En Chihuahua ya empezó la temporada de “destapes”, aunque todavía falte camino rumbo al 2027. Y sí, uno de los nombres que más ruido ha generado —literal y políticamente— es el de Tony Meléndez, vocalista de Conjunto Primavera, ahora convertido en precandidato del PRI. Así como se oye: del micrófono al micrófono… pero ahora de campaña.

La movida no es casual. El PRI necesita algo más que estructura: necesita conectar. Y en un estado como Chihuahua, donde la música norteña no solo se escucha, sino se vive, apostar por una figura popular tiene lógica. Tony no es cualquier artista; tiene arraigo, reconocimiento y algo que muchos políticos han perdido: cercanía con la gente.

Pero ojo, que una cosa es llenar bailes y otra muy distinta llenar urnas.

El anuncio vino desde arriba, con Alejandro Moreno presentando a sus “Defensores de México”, una especie de alineación nacional donde el PRI intenta demostrar que sigue vivo… o al menos que no se resigna a desaparecer. En ese tablero, Chihuahua es clave, y lanzar a un perfil mediático como Meléndez es, sin duda, una jugada arriesgada, pero interesante.

Ahora bien, la pregunta no es si Tony es conocido —eso ya lo sabemos—, sino si tiene el fondo político, la estructura y el equipo para competir en serio. Porque la gubernatura no se gana con aplausos, sino con operación, narrativa y, sobre todo, credibilidad.

También hay que decirlo: no sería el primero en brincar del espectáculo a la política. México tiene larga tradición en eso. Algunos han logrado consolidarse; otros se han quedado en el intento, atrapados entre la popularidad y la falta de oficio.

En el fondo, lo de Tony Meléndez refleja algo más grande: el PRI sigue buscando su identidad. Ya no le alcanza con los cuadros tradicionales, y ahora apuesta por perfiles que rompan la inercia. La pregunta es si eso es renovación… o simple desesperación.

Por lo pronto, en Chihuahua la conversación ya empezó. Y mientras unos ven en Tony una opción fresca, otros lo miran con escepticismo. Lo único claro es que, si decide entrarle de lleno, la campaña del 2027 tendrá ritmo… pero falta ver si también tendrá rumbo. Así las cosas 

Cruz Pérez Cuéllar, sigue cruzando el Estado 

En política hay dos tipos de aspirantes: los que esperan a que les den permiso… y los que salen a buscarlo. Cruz Pérez Cuéllar claramente decidió ser de los segundos.

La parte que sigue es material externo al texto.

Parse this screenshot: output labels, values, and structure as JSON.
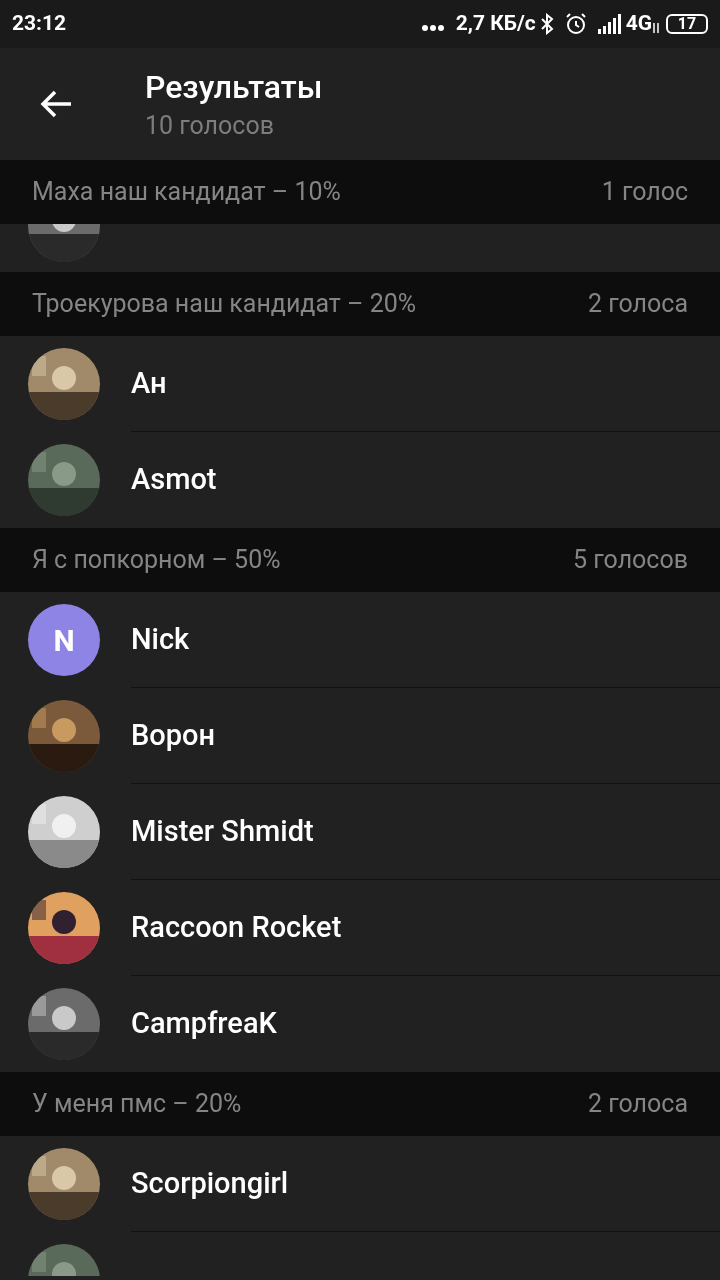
{
  "status_bar": {
    "time": "23:12",
    "speed": "2,7 КБ/с",
    "network": "4G",
    "battery": "17"
  },
  "header": {
    "title": "Результаты",
    "subtitle": "10 голосов"
  },
  "sections": [
    {
      "option": "Маха наш кандидат – 10%",
      "count": "1 голос",
      "voters": [
        {
          "kind": "picture",
          "clipped": true
        }
      ]
    },
    {
      "option": "Троекурова наш кандидат – 20%",
      "count": "2 голоса",
      "voters": [
        {
          "kind": "picture",
          "name": "Ан"
        },
        {
          "kind": "picture",
          "name": "Asmot"
        }
      ]
    },
    {
      "option": "Я с попкорном – 50%",
      "count": "5 голосов",
      "voters": [
        {
          "kind": "letter",
          "letter": "N",
          "color": "#8e84e6",
          "name": "Nick"
        },
        {
          "kind": "picture",
          "name": "Ворон"
        },
        {
          "kind": "picture",
          "name": "Mister Shmidt"
        },
        {
          "kind": "picture",
          "name": "Raccoon Rocket"
        },
        {
          "kind": "picture",
          "name": "CampfreaK"
        }
      ]
    },
    {
      "option": "У меня пмс – 20%",
      "count": "2 голоса",
      "voters": [
        {
          "kind": "picture",
          "name": "Scorpiongirl"
        },
        {
          "kind": "picture",
          "clipped": true
        }
      ]
    }
  ]
}
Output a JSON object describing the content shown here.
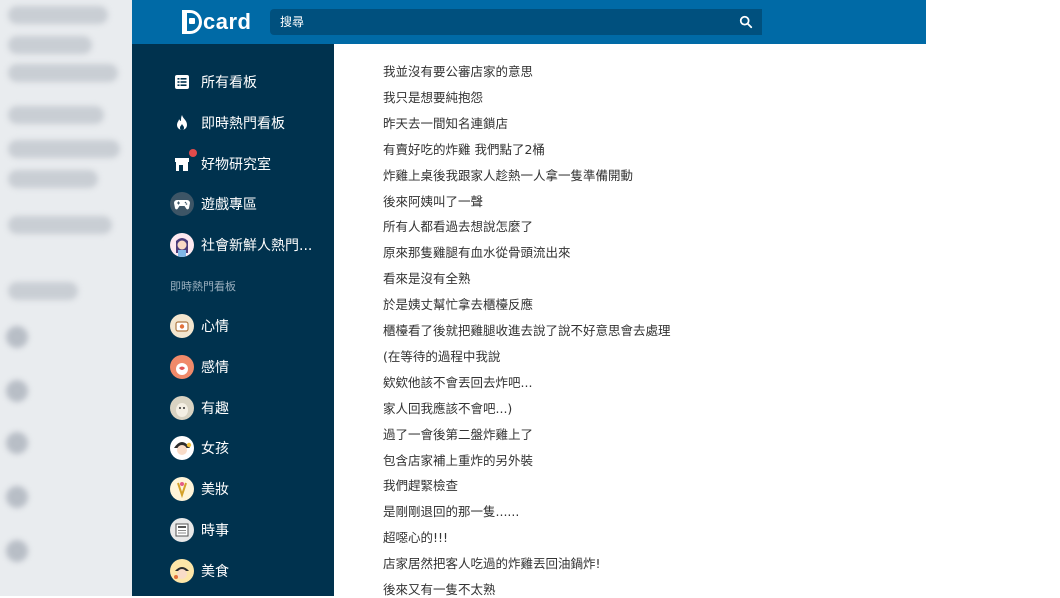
{
  "header": {
    "logo_text": "card",
    "search_placeholder": "搜尋",
    "colors": {
      "bar": "#006aa6",
      "search_bg": "#00507e"
    }
  },
  "sidebar": {
    "colors": {
      "bg": "#00324e",
      "text": "#ffffff",
      "section": "#9bb0bf"
    },
    "main_items": [
      {
        "label": "所有看板",
        "icon": "list-icon"
      },
      {
        "label": "即時熱門看板",
        "icon": "flame-icon"
      },
      {
        "label": "好物研究室",
        "icon": "store-icon"
      },
      {
        "label": "遊戲專區",
        "icon": "gamepad-icon"
      },
      {
        "label": "社會新鮮人熱門...",
        "icon": "avatar-icon"
      }
    ],
    "section_label": "即時熱門看板",
    "boards": [
      {
        "label": "心情"
      },
      {
        "label": "感情"
      },
      {
        "label": "有趣"
      },
      {
        "label": "女孩"
      },
      {
        "label": "美妝"
      },
      {
        "label": "時事"
      },
      {
        "label": "美食"
      }
    ]
  },
  "post": {
    "lines": [
      "我並沒有要公審店家的意思",
      "我只是想要純抱怨",
      "昨天去一間知名連鎖店",
      "有賣好吃的炸雞 我們點了2桶",
      "炸雞上桌後我跟家人趁熱一人拿一隻準備開動",
      "後來阿姨叫了一聲",
      "所有人都看過去想說怎麼了",
      "原來那隻雞腿有血水從骨頭流出來",
      "看來是沒有全熟",
      "於是姨丈幫忙拿去櫃檯反應",
      "櫃檯看了後就把雞腿收進去說了說不好意思會去處理",
      "(在等待的過程中我說",
      "欸欸他該不會丟回去炸吧...",
      "家人回我應該不會吧...)",
      "過了一會後第二盤炸雞上了",
      "包含店家補上重炸的另外裝",
      "我們趕緊檢查",
      "是剛剛退回的那一隻......",
      "超噁心的!!!",
      "店家居然把客人吃過的炸雞丟回油鍋炸!",
      "後來又有一隻不太熟"
    ]
  }
}
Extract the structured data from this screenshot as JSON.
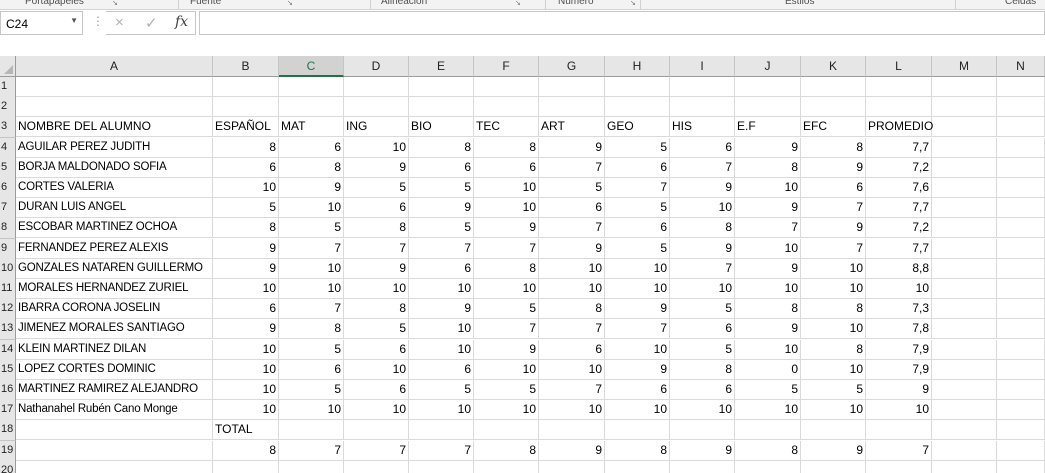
{
  "ribbon": {
    "groups": [
      "Portapapeles",
      "Fuente",
      "Alineación",
      "Número",
      "Estilos",
      "Celdas"
    ]
  },
  "formula_bar": {
    "name_box": "C24",
    "cancel_icon": "×",
    "enter_icon": "✓",
    "fx_label": "fx",
    "formula": ""
  },
  "sheet": {
    "selected_column": "C",
    "columns": [
      "A",
      "B",
      "C",
      "D",
      "E",
      "F",
      "G",
      "H",
      "I",
      "J",
      "K",
      "L",
      "M",
      "N"
    ],
    "row_numbers": [
      "1",
      "2",
      "3",
      "4",
      "5",
      "6",
      "7",
      "8",
      "9",
      "10",
      "11",
      "12",
      "13",
      "14",
      "15",
      "16",
      "17",
      "18",
      "19",
      "20"
    ],
    "headers": [
      "NOMBRE DEL ALUMNO",
      "ESPAÑOL",
      "MAT",
      "ING",
      "BIO",
      "TEC",
      "ART",
      "GEO",
      "HIS",
      "E.F",
      "EFC",
      "PROMEDIO"
    ],
    "students": [
      {
        "name": "AGUILAR PEREZ JUDITH",
        "grades": [
          "8",
          "6",
          "10",
          "8",
          "8",
          "9",
          "5",
          "6",
          "9",
          "8"
        ],
        "avg": "7,7"
      },
      {
        "name": "BORJA MALDONADO SOFIA",
        "grades": [
          "6",
          "8",
          "9",
          "6",
          "6",
          "7",
          "6",
          "7",
          "8",
          "9"
        ],
        "avg": "7,2"
      },
      {
        "name": "CORTES VALERIA",
        "grades": [
          "10",
          "9",
          "5",
          "5",
          "10",
          "5",
          "7",
          "9",
          "10",
          "6"
        ],
        "avg": "7,6"
      },
      {
        "name": "DURAN LUIS ANGEL",
        "grades": [
          "5",
          "10",
          "6",
          "9",
          "10",
          "6",
          "5",
          "10",
          "9",
          "7"
        ],
        "avg": "7,7"
      },
      {
        "name": "ESCOBAR MARTINEZ OCHOA",
        "grades": [
          "8",
          "5",
          "8",
          "5",
          "9",
          "7",
          "6",
          "8",
          "7",
          "9"
        ],
        "avg": "7,2"
      },
      {
        "name": "FERNANDEZ PEREZ ALEXIS",
        "grades": [
          "9",
          "7",
          "7",
          "7",
          "7",
          "9",
          "5",
          "9",
          "10",
          "7"
        ],
        "avg": "7,7"
      },
      {
        "name": "GONZALES NATAREN GUILLERMO",
        "grades": [
          "9",
          "10",
          "9",
          "6",
          "8",
          "10",
          "10",
          "7",
          "9",
          "10"
        ],
        "avg": "8,8"
      },
      {
        "name": "MORALES HERNANDEZ ZURIEL",
        "grades": [
          "10",
          "10",
          "10",
          "10",
          "10",
          "10",
          "10",
          "10",
          "10",
          "10"
        ],
        "avg": "10"
      },
      {
        "name": "IBARRA CORONA JOSELIN",
        "grades": [
          "6",
          "7",
          "8",
          "9",
          "5",
          "8",
          "9",
          "5",
          "8",
          "8"
        ],
        "avg": "7,3"
      },
      {
        "name": "JIMENEZ MORALES SANTIAGO",
        "grades": [
          "9",
          "8",
          "5",
          "10",
          "7",
          "7",
          "7",
          "6",
          "9",
          "10"
        ],
        "avg": "7,8"
      },
      {
        "name": "KLEIN MARTINEZ DILAN",
        "grades": [
          "10",
          "5",
          "6",
          "10",
          "9",
          "6",
          "10",
          "5",
          "10",
          "8"
        ],
        "avg": "7,9"
      },
      {
        "name": "LOPEZ CORTES DOMINIC",
        "grades": [
          "10",
          "6",
          "10",
          "6",
          "10",
          "10",
          "9",
          "8",
          "0",
          "10"
        ],
        "avg": "7,9"
      },
      {
        "name": "MARTINEZ RAMIREZ ALEJANDRO",
        "grades": [
          "10",
          "5",
          "6",
          "5",
          "5",
          "7",
          "6",
          "6",
          "5",
          "5"
        ],
        "avg": "9"
      },
      {
        "name": "Nathanahel Rubén Cano Monge",
        "grades": [
          "10",
          "10",
          "10",
          "10",
          "10",
          "10",
          "10",
          "10",
          "10",
          "10"
        ],
        "avg": "10"
      }
    ],
    "total_label": "TOTAL",
    "totals": [
      "8",
      "7",
      "7",
      "7",
      "8",
      "9",
      "8",
      "9",
      "8",
      "9",
      "7"
    ]
  }
}
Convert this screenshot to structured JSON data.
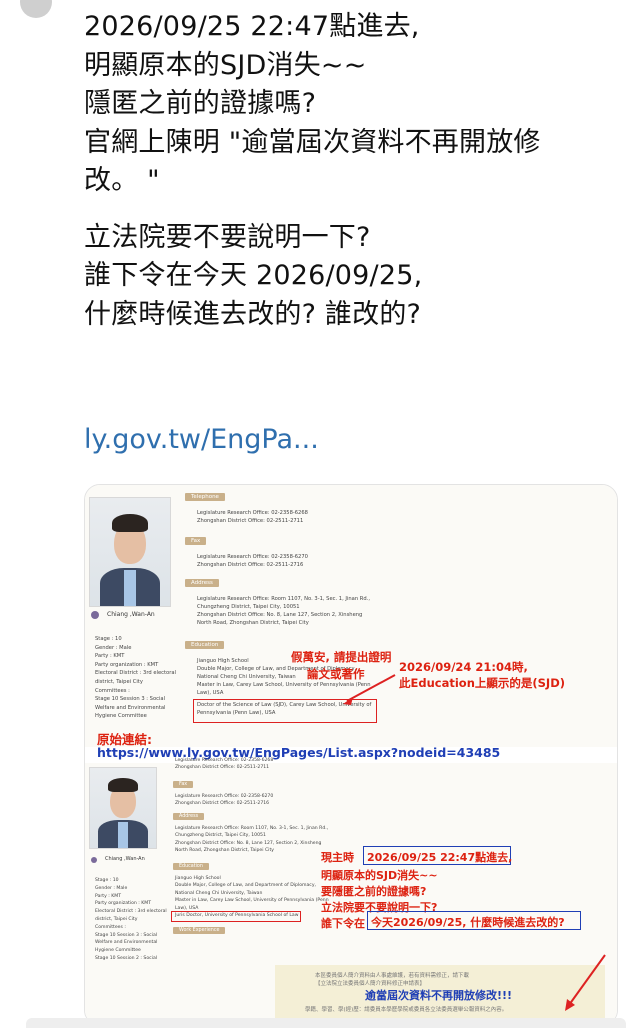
{
  "post": {
    "lines": [
      "2026/09/25 22:47點進去,",
      "明顯原本的SJD消失~~",
      "隱匿之前的證據嗎?",
      "官網上陳明 \"逾當屆次資料不再開放修",
      "改。 \"",
      "立法院要不要說明一下?",
      "誰下令在今天 2026/09/25,",
      "什麼時候進去改的? 誰改的?"
    ],
    "link": "ly.gov.tw/EngPa..."
  },
  "panel1": {
    "name": "Chiang ,Wan-An",
    "profile": [
      "Stage : 10",
      "Gender : Male",
      "Party : KMT",
      "Party organization : KMT",
      "Electoral District : 3rd electoral",
      "district, Taipei City",
      "Committees :",
      "Stage 10 Session 3 : Social",
      "Welfare and Environmental",
      "Hygiene Committee"
    ],
    "sections": {
      "telephone": "Telephone",
      "fax": "Fax",
      "address": "Address",
      "education": "Education"
    },
    "telephone": [
      "Legislature Research Office: 02-2358-6268",
      "Zhongshan District Office: 02-2511-2711"
    ],
    "fax": [
      "Legislature Research Office: 02-2358-6270",
      "Zhongshan District Office: 02-2511-2716"
    ],
    "address": [
      "Legislature Research Office: Room 1107, No. 3-1, Sec. 1, Jinan Rd.,",
      "Chungzheng District, Taipei City, 10051",
      "Zhongshan District Office: No. 8, Lane 127, Section 2, Xinsheng",
      "North Road, Zhongshan District, Taipei City"
    ],
    "education": [
      "Jianguo High School",
      "Double Major, College of Law, and Department of Diplomacy,",
      "National Cheng Chi University, Taiwan",
      "Master in Law, Carey Law School, University of Pennsylvania (Penn",
      "Law), USA",
      "Doctor of the Science of Law (SJD), Carey Law School, University of",
      "Pennsylvania (Penn Law), USA"
    ],
    "annotation_red1": "假萬安, 請提出證明",
    "annotation_red2": "論文或著作",
    "annotation_red3": "2026/09/24 21:04時,",
    "annotation_red4": "此Education上顯示的是(SJD)",
    "url_label": "原始連結:",
    "url": "https://www.ly.gov.tw/EngPages/List.aspx?nodeid=43485"
  },
  "panel2": {
    "name": "Chiang ,Wan-An",
    "profile": [
      "Stage : 10",
      "Gender : Male",
      "Party : KMT",
      "Party organization : KMT",
      "Electoral District : 3rd electoral",
      "district, Taipei City",
      "Committees :",
      "Stage 10 Session 3 : Social",
      "Welfare and Environmental",
      "Hygiene Committee",
      "Stage 10 Session 2 : Social"
    ],
    "sections": {
      "fax": "Fax",
      "address": "Address",
      "education": "Education",
      "work": "Work Experience"
    },
    "telephone": [
      "Legislature Research Office: 02-2358-6268",
      "Zhongshan District Office: 02-2511-2711"
    ],
    "fax": [
      "Legislature Research Office: 02-2358-6270",
      "Zhongshan District Office: 02-2511-2716"
    ],
    "address": [
      "Legislature Research Office: Room 1107, No. 3-1, Sec. 1, Jinan Rd.,",
      "Chungzheng District, Taipei City, 10051",
      "Zhongshan District Office: No. 8, Lane 127, Section 2, Xinsheng",
      "North Road, Zhongshan District, Taipei City"
    ],
    "education": [
      "Jianguo High School",
      "Double Major, College of Law, and Department of Diplomacy,",
      "National Cheng Chi University, Taiwan",
      "Master in Law, Carey Law School, University of Pennsylvania (Penn",
      "Law), USA",
      "Juris Doctor, University of Pennsylvania School of Law"
    ],
    "ann_a": "現主時",
    "ann_b": "2026/09/25 22:47點進去,",
    "ann_c": "明顯原本的SJD消失~~",
    "ann_d": "要隱匿之前的證據嗎?",
    "ann_e": "立法院要不要說明一下?",
    "ann_f": "誰下令在",
    "ann_g": "今天2026/09/25, 什麼時候進去改的?",
    "notice_1": "本區委員個人簡介資料由人事處維護，若有資料需修正，請下載",
    "notice_2": "【立法院立法委員個人簡介資料修正申請表】",
    "notice_3": "逾當屆次資料不再開放修改!!!",
    "notice_4": "學籍、學習、學(經)歷：請委員本學歷學院或委員各立法委員選舉公報資料之內容。"
  }
}
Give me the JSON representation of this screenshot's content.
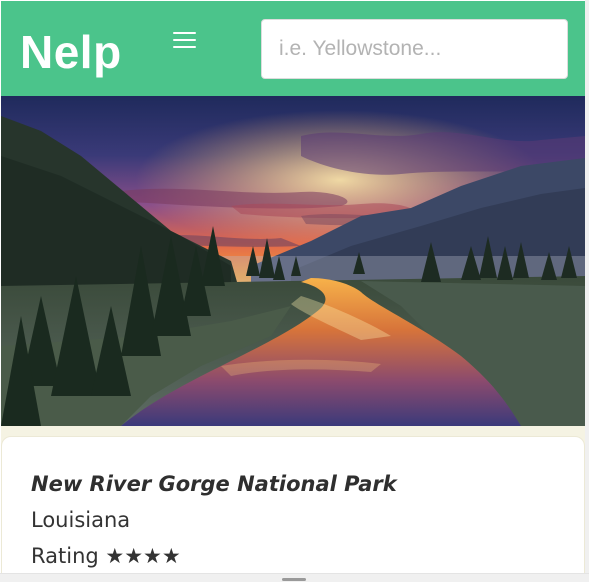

Mientras otros en Morena siguen midiendo el clima, el alcalde de Ciudad Juárez ya está caminando el estado, enviando señales y, sobre todo, construyendo narrativa: que tiene respaldo ciudadano y que puede ganar las encuestas. Y en un partido donde ese método define candidaturas, no es un detalle menor.

Hay algo que Cruz parece haber entendido antes que varios: hoy la contienda no se gana en los discursos internos, sino en la percepción pública. Y ahí, el juarense lleva ventaja. No solo gobierna la ciudad más grande del estado, también ha sabido capitalizar su exposición y convertirla en posicionamiento político.

Su paso por Chihuahua capital recientemente no fue improvisado. Fue estratégico. Porque si algo ha pesado históricamente en las elecciones estatales es la división entre Juárez y la capital. Cruz, al buscar presencia en ambos lados, está jugando a unir ese mapa, no a fragmentarlo.

Además, su mensaje es sencillo y efectivo: cercanía con la gente. No es el discurso técnico ni el de escritorio. Es el político que se vende como alguien que ya está en la calle, que escucha, que recorre y que responde. En tiempos donde la política tradicional genera desgaste, esa narrativa conecta.

Y sí, hay quien dirá que es pronto para tanta confianza. Pero también hay que decirlo: el que duda demasiado, se queda atrás. En Morena, donde las definiciones suelen acelerarse más de lo que parece, llegar tarde puede ser igual a no llegar.

Cruz Pérez Cuéllar no está esperando a ver qué pasa. Está provocando que pasen cosas.

Tal vez por eso incomoda a algunos. Porque mientras otros apenas se preparan, él ya está compitiendo. Y en política, cuando alguien arranca antes y logra sostener el ritmo, muchas veces termina cruzando la meta primero.